Praxis Wissen

Detektivarbeit trifft auf Zusammenschau

Um die allgemeinmedizinische Forschungstätigkeit und die hausärztliche Lehre an den Universitäten konkret und anschaulich vorzustellen, befragen wir die Leiter hausärztlicher Institute zu den Aktivitäten ihrer Abteilungen.

Prof. Dr. Jochen Gensichen ist seit Oktober 2016 Nachfolger von Prof. Dr. Jörg Schelling, dem Gründungsdirektor des Instituts für Allgemeinmedizin an der Ludwig-Maximilian-Universität in München.

Was tun Sie, um die Medizinstudierenden für die Hausarztmedizin zu begeistern?

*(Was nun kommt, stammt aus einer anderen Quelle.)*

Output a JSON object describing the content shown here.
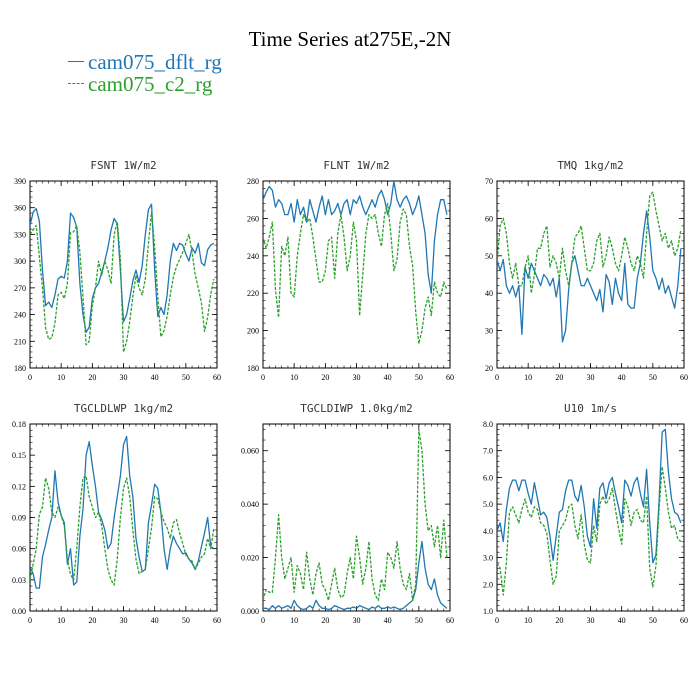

Unsere Studierenden lernen die Hausarztmedizin früh im Studium theoretisch und praktisch kennen. Sie sollen in Vorlesungen und Seminaren die Grundlagen und Begründungen unseres Handelns verstehen. Im Blockpraktikum sollen sie die ärztlichen Aufgaben eines gestandenen Hausarztes erleben und anwenden.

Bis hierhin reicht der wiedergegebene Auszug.